MH: What defines a center of excellence?
Emerick: The ones that do it right have a number of things in common. First, the doctors are accountable. They won't let doctors sit around doing inappropriate surgery. That's the hallmark of a Mayo or Cleveland Clinic. The doctors are salaried. They're evaluated on having the best patient outcomes and they use the safest and least invasive options, not the most invasive and riskiest options.
Lewis: It is a necessary but not sufficient condition to excel at what you do and compensate your doctors not according to the number of surgeries but on the basis of outcomes.
MH: It sounds like you're blaming the doctors.
Lewis: We're blaming the hospitals because they're not taking the tough steps needed to bring the docs on board. If you attend conferences where they talk about what to do to become an ACO, it's all about blaming the patients for noncompliance and their need to lead healthier lifestyles instead of showing gumption and getting the doctors within their four walls to stop overdiagnosing and stop overtreating. Instead they point outwards.
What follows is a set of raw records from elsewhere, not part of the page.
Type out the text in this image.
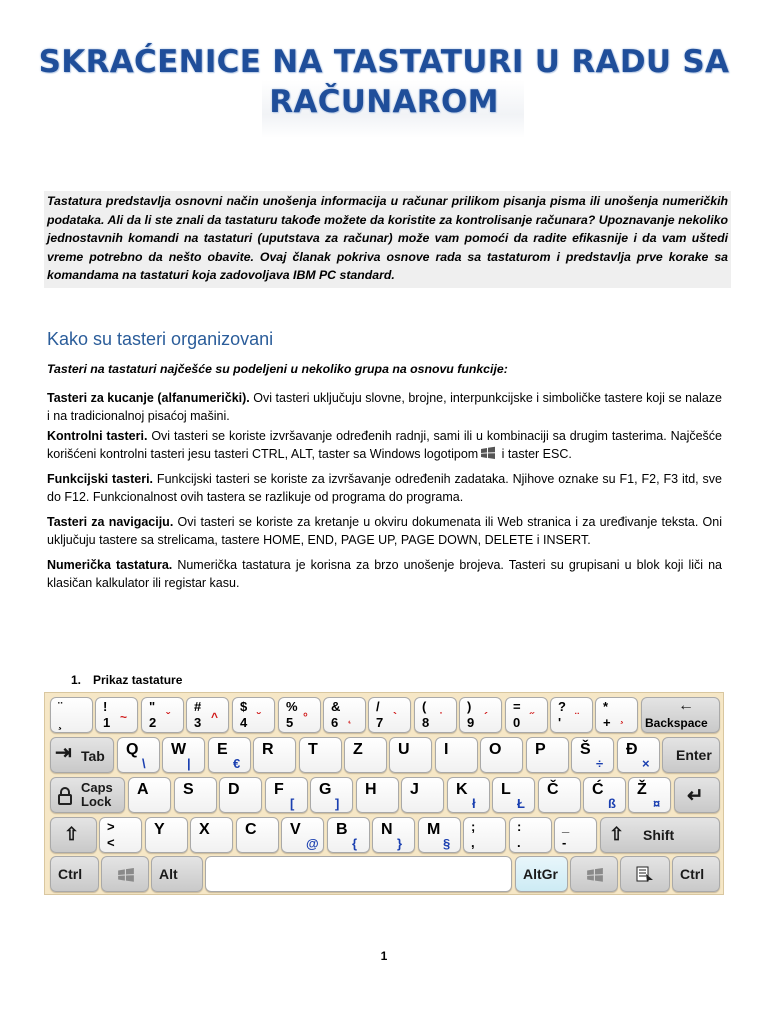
SKRAĆENICE NA TASTATURI U RADU SA
RAČUNAROM
Tastatura predstavlja osnovni način unošenja informacija u računar prilikom pisanja pisma ili unošenja numeričkih podataka. Ali da li ste znali da tastaturu takođe možete da koristite za kontrolisanje računara? Upoznavanje nekoliko jednostavnih komandi na tastaturi (uputstava za računar) može vam pomoći da radite efikasnije i da vam uštedi vreme potrebno da nešto obavite. Ovaj članak pokriva osnove rada sa tastaturom i predstavlja prve korake sa komandama na tastaturi koja zadovoljava IBM PC standard.
Kako su tasteri organizovani
Tasteri na tastaturi najčešće su podeljeni u nekoliko grupa na osnovu funkcije:
Tasteri za kucanje (alfanumerički). Ovi tasteri uključuju slovne, brojne, interpunkcijske i simboličke tastere koji se nalaze i na tradicionalnoj pisaćoj mašini.
Kontrolni tasteri. Ovi tasteri se koriste izvršavanje određenih radnji, sami ili u kombinaciji sa drugim tasterima. Najčešće korišćeni kontrolni tasteri jesu tasteri CTRL, ALT, taster sa Windows logotipom i taster ESC.
Funkcijski tasteri. Funkcijski tasteri se koriste za izvršavanje određenih zadataka. Njihove oznake su F1, F2, F3 itd, sve do F12. Funkcionalnost ovih tastera se razlikuje od programa do programa.
Tasteri za navigaciju. Ovi tasteri se koriste za kretanje u okviru dokumenata ili Web stranica i za uređivanje teksta. Oni uključuju tastere sa strelicama, tastere HOME, END, PAGE UP, PAGE DOWN, DELETE i INSERT.
Numerička tastatura. Numerička tastatura je korisna za brzo unošenje brojeva. Tasteri su grupisani u blok koji liči na klasičan kalkulator ili registar kasu.
1. Prikaz tastature
¨
¸
!
1 ~
"
2 ˇ
#
3 ^
$
4 ˘
%
5 °
&
6 ˛
/
7 `
(
8 ˙
)
9 ´
=
0 ˝
?
' ¨
*
+ ¸
←
Backspace
⇥ Tab Q
\
W
|
E
€
R T Z U I	O P Š
÷
Đ
×
Enter
Caps
Lock
A S D F
[
G
]
H J K
ł
L
Ł
Č Ć
ß
Ž
¤ ↵
⇧ >
<
Y X C V
@
B
{
N
}
M
§
;
,
:
.
_
- ⇧ Shift
Ctrl	Alt	AltGr	Ctrl
1
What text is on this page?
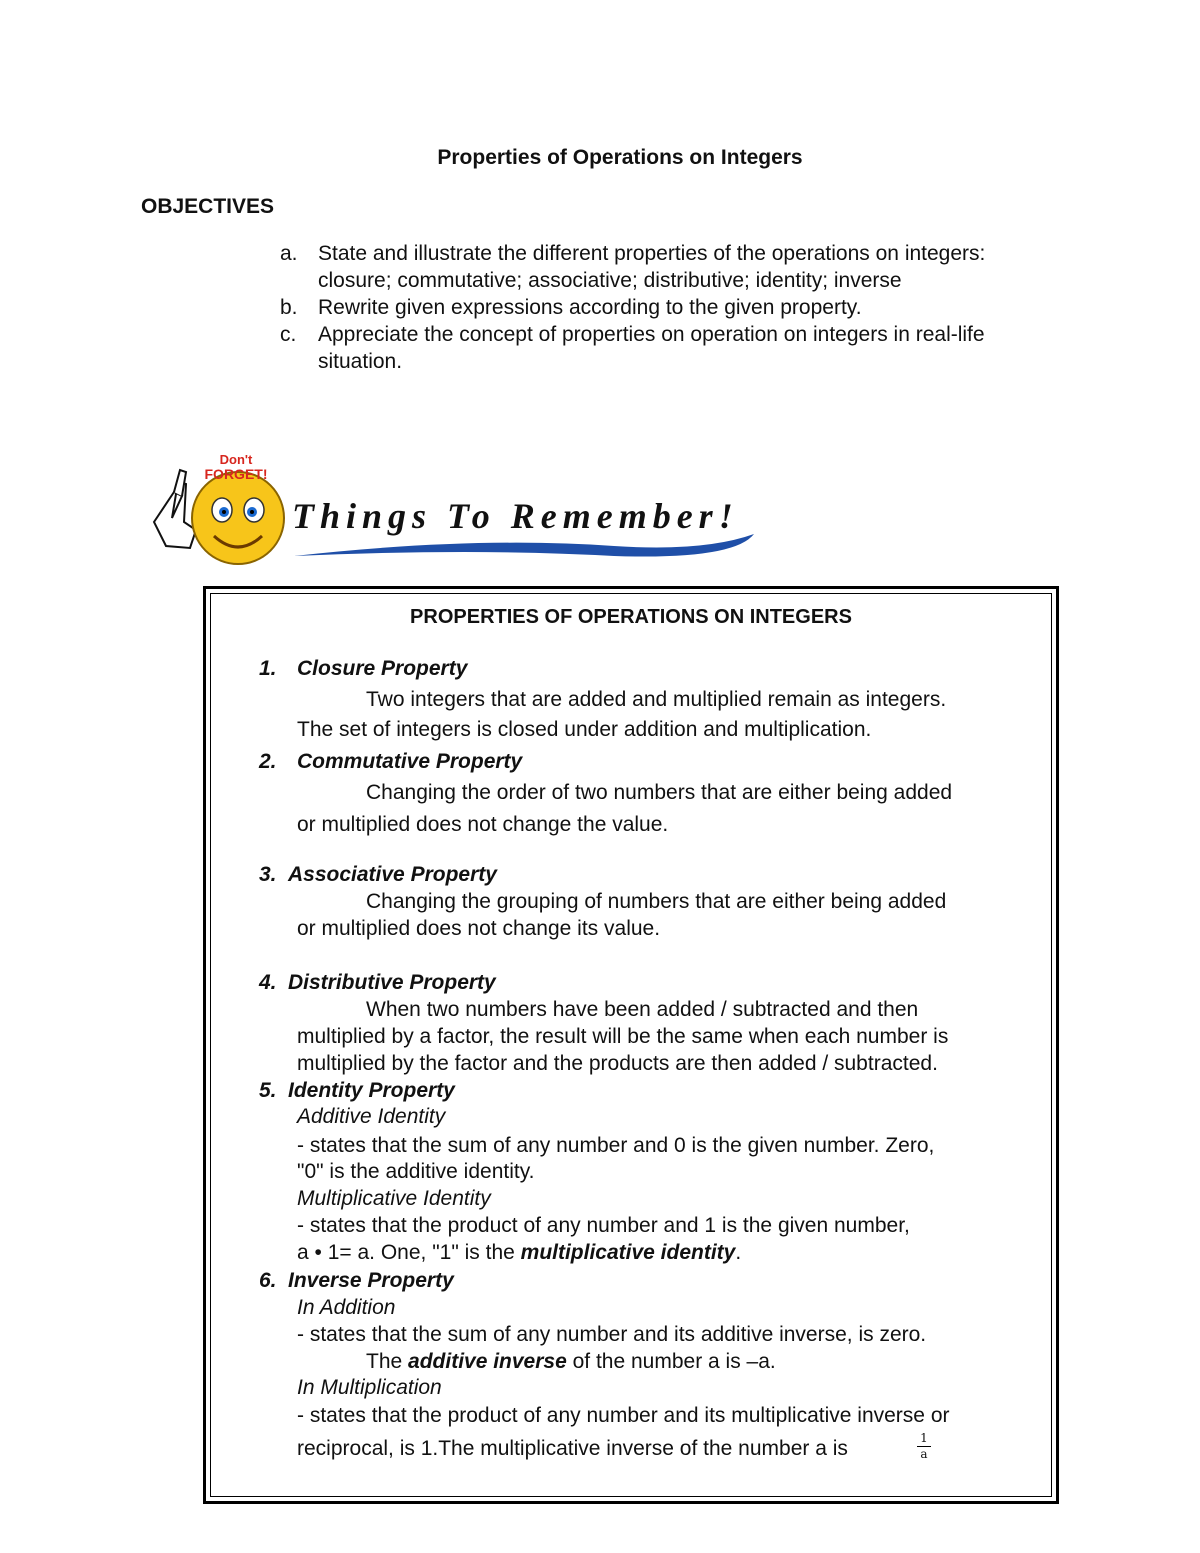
Properties of Operations on Integers
OBJECTIVES
a. State and illustrate the different properties of the operations on integers:
closure; commutative; associative; distributive; identity; inverse
b. Rewrite given expressions according to the given property.
c. Appreciate the concept of properties on operation on integers in real-life
situation.
Don't
FORGET!
Things To Remember!
PROPERTIES OF OPERATIONS ON INTEGERS
1. Closure Property
Two integers that are added and multiplied remain as integers.
The set of integers is closed under addition and multiplication.
2. Commutative Property
Changing the order of two numbers that are either being added
or multiplied does not change the value.
3. Associative Property
Changing the grouping of numbers that are either being added
or multiplied does not change its value.
4. Distributive Property
When two numbers have been added / subtracted and then
multiplied by a factor, the result will be the same when each number is
multiplied by the factor and the products are then added / subtracted.
5. Identity Property
Additive Identity
- states that the sum of any number and 0 is the given number. Zero,
"0" is the additive identity.
Multiplicative Identity
- states that the product of any number and 1 is the given number,
a • 1= a. One, "1" is the multiplicative identity.
6. Inverse Property
In Addition
- states that the sum of any number and its additive inverse, is zero.
The additive inverse of the number a is –a.
In Multiplication
- states that the product of any number and its multiplicative inverse or
reciprocal, is 1.The multiplicative inverse of the number a is	1
a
MH: There doesn't seem to be a lot of evidence that employers are dropping the wellness programs in favor of aggressive management of high-cost employees.
Emerick: Intel is a first sign. We will see the end game in wellness when employers start doing two things. One is to stop doing things to your employees in the name of wellness that are ineffective and start doing things for your people.
Lewis: We like the well-being concept. It's more comprehensive. If your productivity is low one day, it could be any number of things that are bothering you. It could be your boss.
A wellness program is the difference between a deodorant and taking a shower. You have to figure out what is stressing your people out. If you are a general leading troops into battle, would you rather have soldiers with low morale or soldiers with low cholesterol?